The XY table of HydraRaptor uses 9 way D-type connectors. These have been totally reliable moving connections because they are screwed together and have gold plated pins and proper strain relief. The professional stepper motor drives on HydraRaptor have screw terminal blocks for their connections, and again they have proved totally reliable. In contrast all the friction fit connectors fail if there is any movement or vibration of the wire. Some even burn out despite being run at well below their current rating. The contact resistance rises and they then start to heat up.

I rewired my Mendel extruder using a 9 way D-type at the extruder and a longer loop of cable. That necessitated resiting the extruder controller and I also replaced all of its 0.1" MTA connectors with screw terminal blocks. The wires could go straight into these but I added ferrules to allow them to be more easily removed and replaced. I just push the wire into the ferrule and then squeeze it with pliers.

I reprapped a bracket to attach the DB9 connector to the back of  Wade's extruder bracket.

The pins are four motor connections, two heater, two thermistor and one heatsink fan that shares a 12V feed with the heater.

Here is the new arrangement :-

The cable loop is much longer, so it bends through a much smaller angle. The top end goes through two cable clamps before it goes to the extruder controller. I found that if you put a bunch of wires though a single clamp you can get some movement at the other side of the clamp. Using two eliminates any movement of the wire relative to the board, less critical now I that have screw terminals, but still a good idea.

It should last a lot longer than the previous cable (which lasted for 15 months of continuous use) and can be easily replaced. I have seen people use corrugated tubing to protect the cable, but I didn't fancy adding any more drag on the extruder as it would increase backlash.

Interestingly, although my extruder stepper motor connections have failed several times, I have never damaged the Allegro driver chips.

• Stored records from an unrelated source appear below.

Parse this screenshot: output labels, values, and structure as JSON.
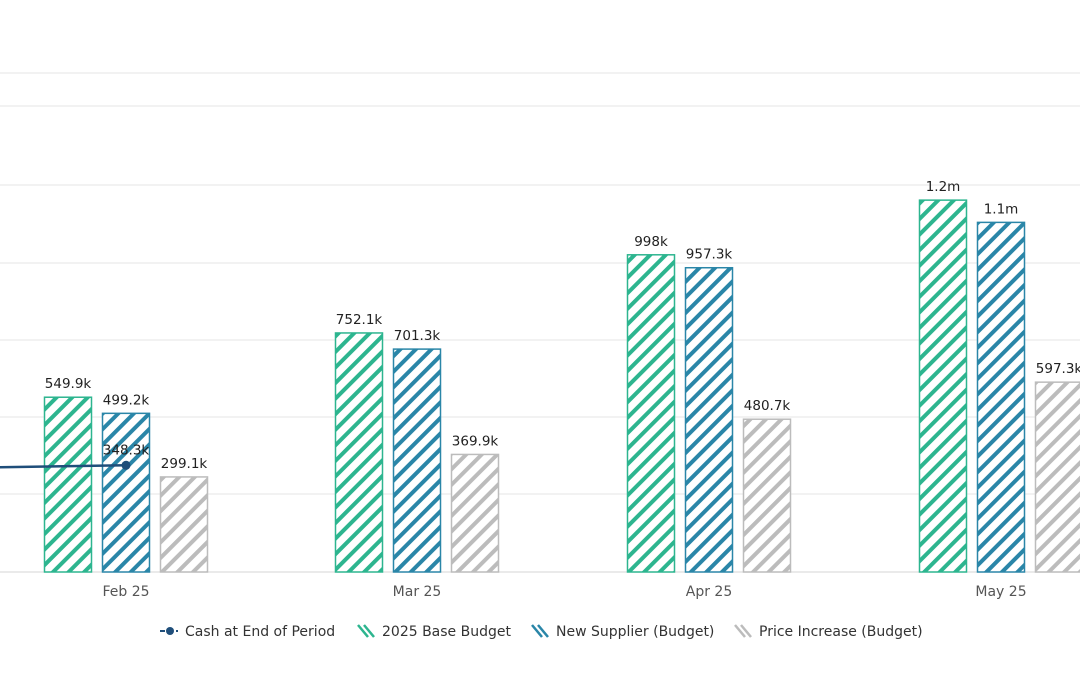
{
  "chart_data": {
    "type": "bar",
    "categories": [
      "Feb 25",
      "Mar 25",
      "Apr 25",
      "May 25"
    ],
    "series": [
      {
        "name": "2025 Base Budget",
        "values": [
          549900,
          752100,
          998000,
          1170000
        ],
        "labels": [
          "549.9k",
          "752.1k",
          "998k",
          "1.2m"
        ],
        "color": "#2db58f"
      },
      {
        "name": "New Supplier (Budget)",
        "values": [
          499200,
          701300,
          957300,
          1100000
        ],
        "labels": [
          "499.2k",
          "701.3k",
          "957.3k",
          "1.1m"
        ],
        "color": "#2a86a8"
      },
      {
        "name": "Price Increase (Budget)",
        "values": [
          299100,
          369900,
          480700,
          597300
        ],
        "labels": [
          "299.1k",
          "369.9k",
          "480.7k",
          "597.3k"
        ],
        "color": "#bcbcbc"
      }
    ],
    "line_series": {
      "name": "Cash at End of Period",
      "values": [
        348300
      ],
      "labels": [
        "348.3k"
      ],
      "color": "#1f4e7a"
    },
    "ylim": [
      0,
      1570000
    ],
    "grid": true,
    "legend_position": "bottom-center"
  }
}
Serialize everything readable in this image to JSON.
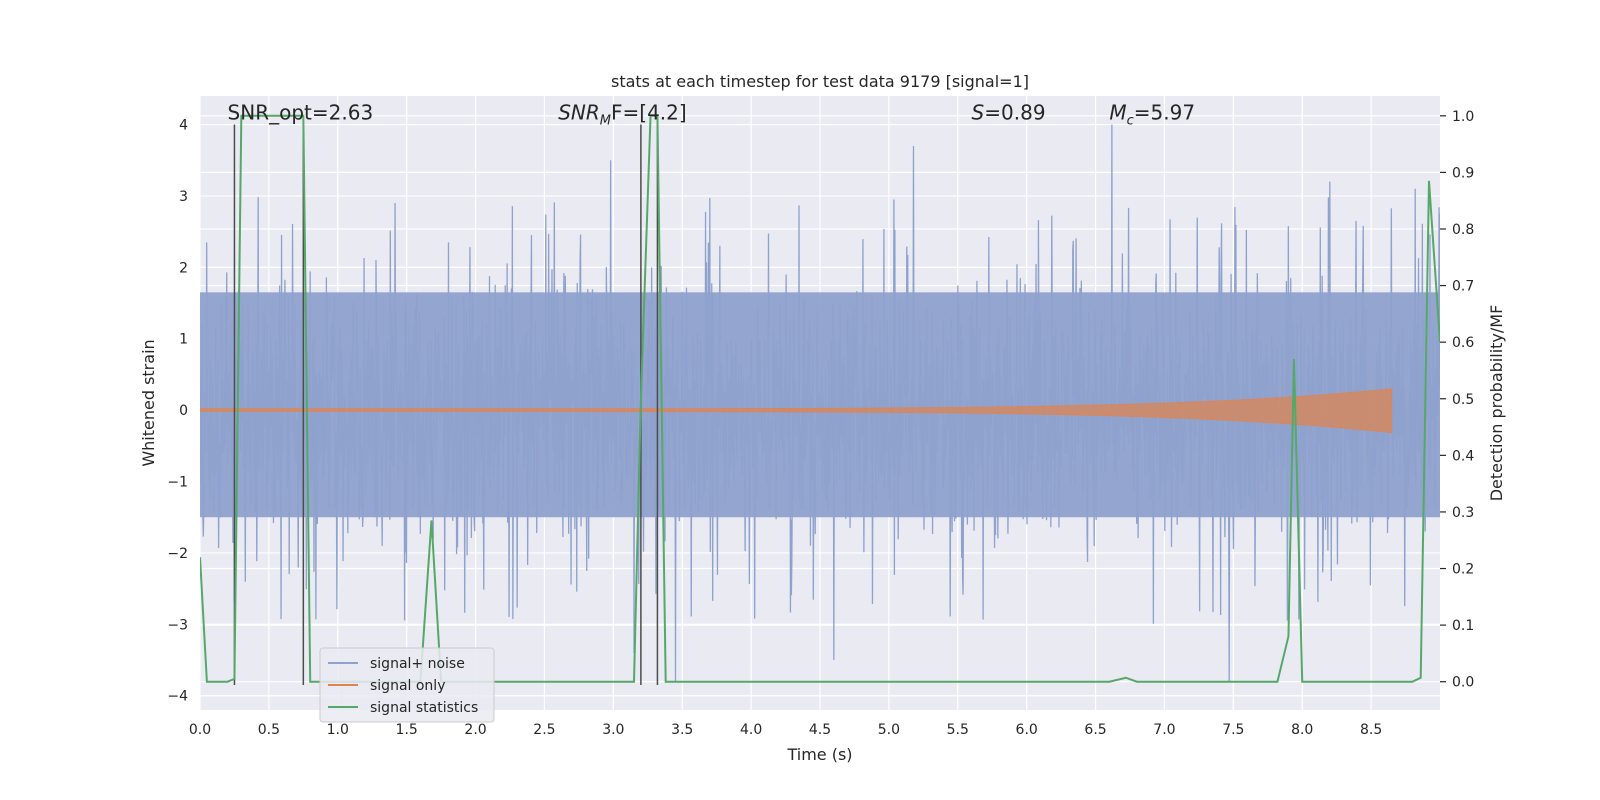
{
  "chart_data": {
    "type": "line",
    "title": "stats at each timestep for test data 9179 [signal=1]",
    "xlabel": "Time (s)",
    "ylabel": "Whitened strain",
    "y2label": "Detection probability/MF",
    "xlim": [
      0,
      9.0
    ],
    "ylim": [
      -4.2,
      4.4
    ],
    "y2lim": [
      -0.05,
      1.035
    ],
    "xticks": [
      0.0,
      0.5,
      1.0,
      1.5,
      2.0,
      2.5,
      3.0,
      3.5,
      4.0,
      4.5,
      5.0,
      5.5,
      6.0,
      6.5,
      7.0,
      7.5,
      8.0,
      8.5
    ],
    "xtick_labels": [
      "0.0",
      "0.5",
      "1.0",
      "1.5",
      "2.0",
      "2.5",
      "3.0",
      "3.5",
      "4.0",
      "4.5",
      "5.0",
      "5.5",
      "6.0",
      "6.5",
      "7.0",
      "7.5",
      "8.0",
      "8.5"
    ],
    "yticks": [
      -4,
      -3,
      -2,
      -1,
      0,
      1,
      2,
      3,
      4
    ],
    "ytick_labels": [
      "−4",
      "−3",
      "−2",
      "−1",
      "0",
      "1",
      "2",
      "3",
      "4"
    ],
    "y2ticks": [
      0.0,
      0.1,
      0.2,
      0.3,
      0.4,
      0.5,
      0.6,
      0.7,
      0.8,
      0.9,
      1.0
    ],
    "y2tick_labels": [
      "0.0",
      "0.1",
      "0.2",
      "0.3",
      "0.4",
      "0.5",
      "0.6",
      "0.7",
      "0.8",
      "0.9",
      "1.0"
    ],
    "grid": true,
    "legend_position": "lower-left",
    "annotations": [
      {
        "text": "SNR_opt=2.63",
        "x": 0.2,
        "y": 4.1,
        "style": "plain"
      },
      {
        "text_main": "SNR",
        "text_sub": "M",
        "text_rest": "F=[4.2]",
        "x": 2.6,
        "y": 4.1,
        "style": "italic-sub"
      },
      {
        "text_main": "S",
        "text_sub": "",
        "text_rest": "=0.89",
        "x": 5.6,
        "y": 4.1,
        "style": "italic-sub"
      },
      {
        "text_main": "M",
        "text_sub": "c",
        "text_rest": "=5.97",
        "x": 6.6,
        "y": 4.1,
        "style": "italic-sub"
      }
    ],
    "vertical_markers": [
      0.25,
      0.75,
      3.2,
      3.32
    ],
    "marker_range": [
      -3.85,
      4.0
    ],
    "series": [
      {
        "name": "signal+ noise",
        "color": "#8fa2cd",
        "kind": "noise",
        "band": [
          -1.5,
          1.65
        ],
        "typical_peak": 2.6,
        "max_peak": 4.0,
        "notable_peaks": [
          {
            "x": 2.98,
            "y": 3.5
          },
          {
            "x": 5.18,
            "y": 3.7
          },
          {
            "x": 6.62,
            "y": 4.0
          },
          {
            "x": 8.2,
            "y": 3.2
          },
          {
            "x": 8.82,
            "y": 3.1
          },
          {
            "x": 3.45,
            "y": -3.8
          },
          {
            "x": 4.6,
            "y": -3.5
          },
          {
            "x": 7.47,
            "y": -3.8
          },
          {
            "x": 0.25,
            "y": -2.7
          },
          {
            "x": 3.15,
            "y": -3.4
          }
        ]
      },
      {
        "name": "signal only",
        "color": "#dd8452",
        "kind": "chirp",
        "start": 0.0,
        "end": 8.65,
        "amplitude_start": 0.02,
        "amplitude_end": 0.3
      },
      {
        "name": "signal statistics",
        "color": "#55a868",
        "kind": "line",
        "axis": "right",
        "x": [
          0.0,
          0.05,
          0.2,
          0.25,
          0.3,
          0.35,
          0.7,
          0.75,
          0.8,
          1.6,
          1.68,
          1.75,
          3.15,
          3.2,
          3.27,
          3.32,
          3.38,
          6.6,
          6.72,
          6.8,
          7.82,
          7.9,
          7.94,
          8.0,
          8.8,
          8.86,
          8.92,
          9.0
        ],
        "y": [
          0.22,
          0.0,
          0.0,
          0.005,
          1.0,
          1.0,
          1.0,
          1.0,
          0.0,
          0.0,
          0.285,
          0.0,
          0.0,
          0.5,
          1.0,
          1.0,
          0.0,
          0.0,
          0.007,
          0.0,
          0.0,
          0.08,
          0.57,
          0.0,
          0.0,
          0.007,
          0.885,
          0.6
        ]
      }
    ]
  }
}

  1. I couldn't agree more. I've had opto-endstop connections fail numerous times, extruder stepper motor connections fail a few times, and heater connections fail too. Very annoying. For the connection between my extruder/thermistor/heater and my RepRap, I've recently resorted to a European-style terminator block (despite the fact that it's based on screws which are affected by vibrations), tightly clamped around the wires.

  2. I've done the same as Jeff, but using two tewrminal strips side-by-side and joining the two with short lengths of stiff wire. This allows me to separate the two strips without having to undo any of the fragile equipment wires.

    I've had one wire breakage so far, and that was on a machine that didn't have spiral cable wrap on the moving wire loom.

  3. Great blog post as always, i was just wondering have you had any job offers from 3d printer companies.

    If i was a ceo of stratasys (or any commercial 3d printer company), i would hire you instantly.

  4. Jussi,
    No, why would they pay me when they get all my research for free?

  5. If they got you to work for them, they wouldn't of course let you publish your research, they would patent it.

    But i got a feeling that you wouldn't agree to that.

    "when they get all my research for free" - do you have any licenses for your invetions or can they just copy anything

  6. To license an invention I would need to patent it before blogging it, so anything I blog is free for anybody to use (assuming it is not already patented by somebody else).

    When I publish files they are subject to copyright, and I use the GPL license to match the rest of RepRap.

  7. I suggest we make a standard extruder connector pinout from this DB9 connector :-) Unfortunately there is no place for Z probe in this connecter :-/

  8. You could use a DB15 or for a hack you could use the shield.

    I don't use a probe on my Mendel, because once set it does not change.

  9. Could be worth looking to see if high current Flexible Film Cable is avalible its light weight used in std Printers. fi

  10. I would put the cables in a cable chain ( for example), attached to one end of the y-axis and to the head.